Construction 11.10.2.9. Let $U: \operatorname{\mathcal{E}}\rightarrow \operatorname{\mathcal{C}}$ be a locally cartesian fibration of categories which is equipped with a cleavage $(f,Y) \mapsto \widetilde{f}_{Y}$, let $\chi _{U}: \operatorname{\mathcal{C}}^{\operatorname{op}} \rightarrow \mathbf{Cat}$ be the transport representation of Construction 11.10.2.4, and let $\int ^{\operatorname{\mathcal{C}}} \chi _{U}$ denote the Grothendieck construction on $\chi _{U}$. We define a functor $T: \int ^{\operatorname{\mathcal{C}}} \chi _{U} \rightarrow \operatorname{\mathcal{E}}$ as follows:
Let $(C,X)$ be an object of $\int ^{\operatorname{\mathcal{C}}} \chi _{U}$, so that $C$ is an object of the category $\operatorname{\mathcal{C}}$ and $X$ is an object of the category $\chi _{U}(C) = \operatorname{\mathcal{E}}_{C} \subseteq \operatorname{\mathcal{E}}$. Then $T(C,X) = X$.

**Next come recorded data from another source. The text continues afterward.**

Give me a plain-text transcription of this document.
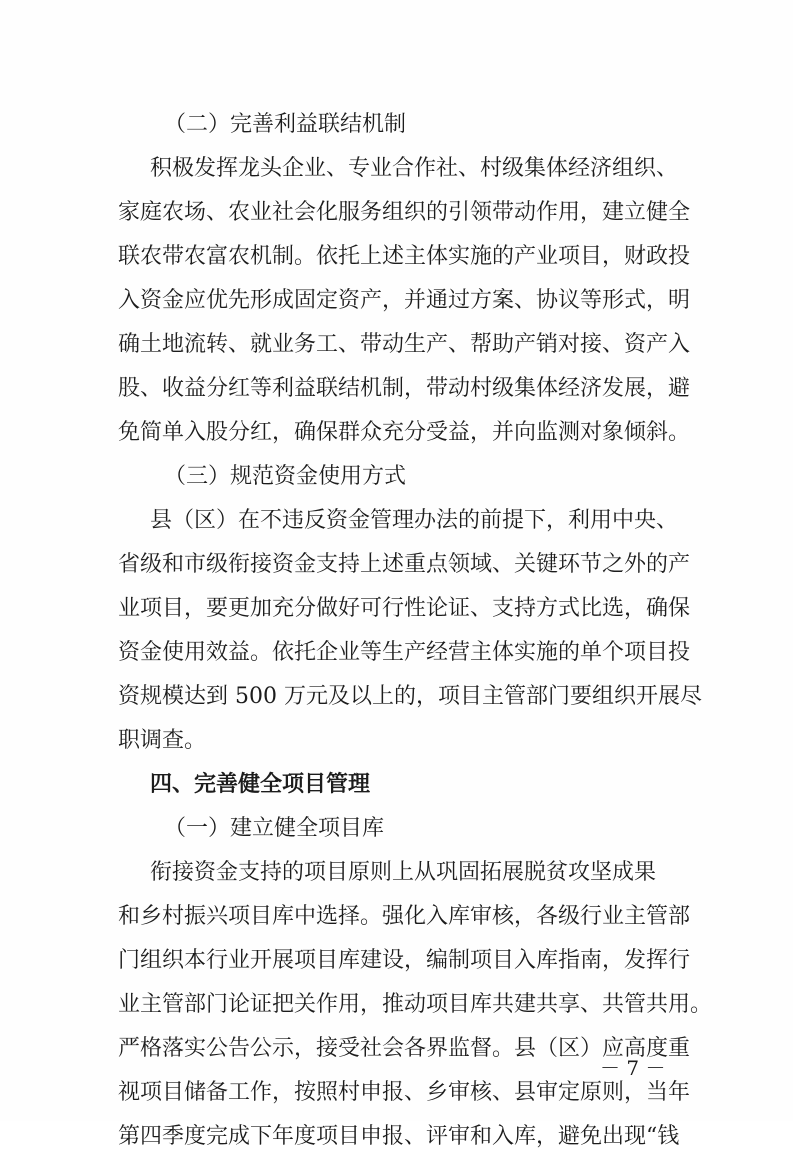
（二）完善利益联结机制
积极发挥龙头企业、专业合作社、村级集体经济组织、
家庭农场、农业社会化服务组织的引领带动作用，建立健全
联农带农富农机制。依托上述主体实施的产业项目，财政投
入资金应优先形成固定资产，并通过方案、协议等形式，明
确土地流转、就业务工、带动生产、帮助产销对接、资产入
股、收益分红等利益联结机制，带动村级集体经济发展，避
免简单入股分红，确保群众充分受益，并向监测对象倾斜。
（三）规范资金使用方式
县（区）在不违反资金管理办法的前提下，利用中央、
省级和市级衔接资金支持上述重点领域、关键环节之外的产
业项目，要更加充分做好可行性论证、支持方式比选，确保
资金使用效益。依托企业等生产经营主体实施的单个项目投
资规模达到 500 万元及以上的，项目主管部门要组织开展尽
职调查。
四、完善健全项目管理
（一）建立健全项目库
衔接资金支持的项目原则上从巩固拓展脱贫攻坚成果
和乡村振兴项目库中选择。强化入库审核，各级行业主管部
门组织本行业开展项目库建设，编制项目入库指南，发挥行
业主管部门论证把关作用，推动项目库共建共享、共管共用。
严格落实公告公示，接受社会各界监督。县（区）应高度重
视项目储备工作，按照村申报、乡审核、县审定原则，当年
第四季度完成下年度项目申报、评审和入库，避免出现“钱
－ 7 －
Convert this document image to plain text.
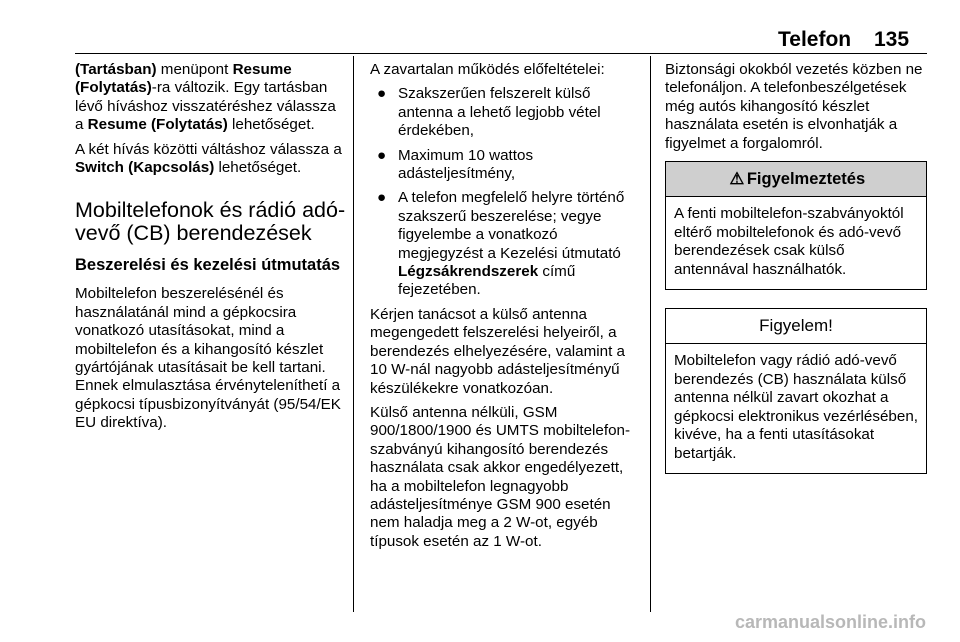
Telefon 135

(Tartásban) menüpont Resume (Folytatás)-ra változik. Egy tartásban lévő híváshoz visszatéréshez válassza a Resume (Folytatás) lehetőséget.

A két hívás közötti váltáshoz válassza a Switch (Kapcsolás) lehetőséget.

Mobiltelefonok és rádió adó-vevő (CB) berendezések
Beszerelési és kezelési útmutatás

Mobiltelefon beszerelésénél és használatánál mind a gépkocsira vonatkozó utasításokat, mind a mobiltelefon és a kihangosító készlet gyártójának utasításait be kell tartani. Ennek elmulasztása érvényteleníthetí a gépkocsi típusbizonyítványát (95/54/EK EU direktíva).

A zavartalan működés előfeltételei:

● Szakszerűen felszerelt külső antenna a lehető legjobb vétel érdekében,
● Maximum 10 wattos adásteljesítmény,
● A telefon megfelelő helyre történő szakszerű beszerelése; vegye figyelembe a vonatkozó megjegyzést a Kezelési útmutató Légzsákrendszerek című fejezetében.

Kérjen tanácsot a külső antenna megengedett felszerelési helyeiről, a berendezés elhelyezésére, valamint a 10 W-nál nagyobb adásteljesítményű készülékekre vonatkozóan.

Külső antenna nélküli, GSM 900/1800/1900 és UMTS mobiltelefon-szabványú kihangosító berendezés használata csak akkor engedélyezett, ha a mobiltelefon legnagyobb adásteljesítménye GSM 900 esetén nem haladja meg a 2 W-ot, egyéb típusok esetén az 1 W-ot.

Biztonsági okokból vezetés közben ne telefonáljon. A telefonbeszélgetések még autós kihangosító készlet használata esetén is elvonhatják a figyelmet a forgalomról.

⚠ Figyelmeztetés
A fenti mobiltelefon-szabványoktól eltérő mobiltelefonok és adó-vevő berendezések csak külső antennával használhatók.
Figyelem!
Mobiltelefon vagy rádió adó-vevő berendezés (CB) használata külső antenna nélkül zavart okozhat a gépkocsi elektronikus vezérlésében, kivéve, ha a fenti utasításokat betartják.
carmanualsonline.info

Let $(f,u): (C,X) \rightarrow (D,Y)$ be a morphism in the category $\int ^{\operatorname{\mathcal{C}}} \chi _{U}$, so that $f: C \rightarrow D$ is a morphism in the category $\operatorname{\mathcal{C}}$ and $u: X \rightarrow \chi _{U}(f)(Y) = f^{\ast } Y$ is a morphism in the category $\chi _{U}(C) = \operatorname{\mathcal{E}}_{C}$. Then $T(f,u)$ is the composite morphism
\[ T(C,X) = X \xrightarrow {u} f^{\ast }(Y) \xrightarrow { \widetilde{f}_{Y} } Y = T(D,Y) \]in the category $\operatorname{\mathcal{E}}$.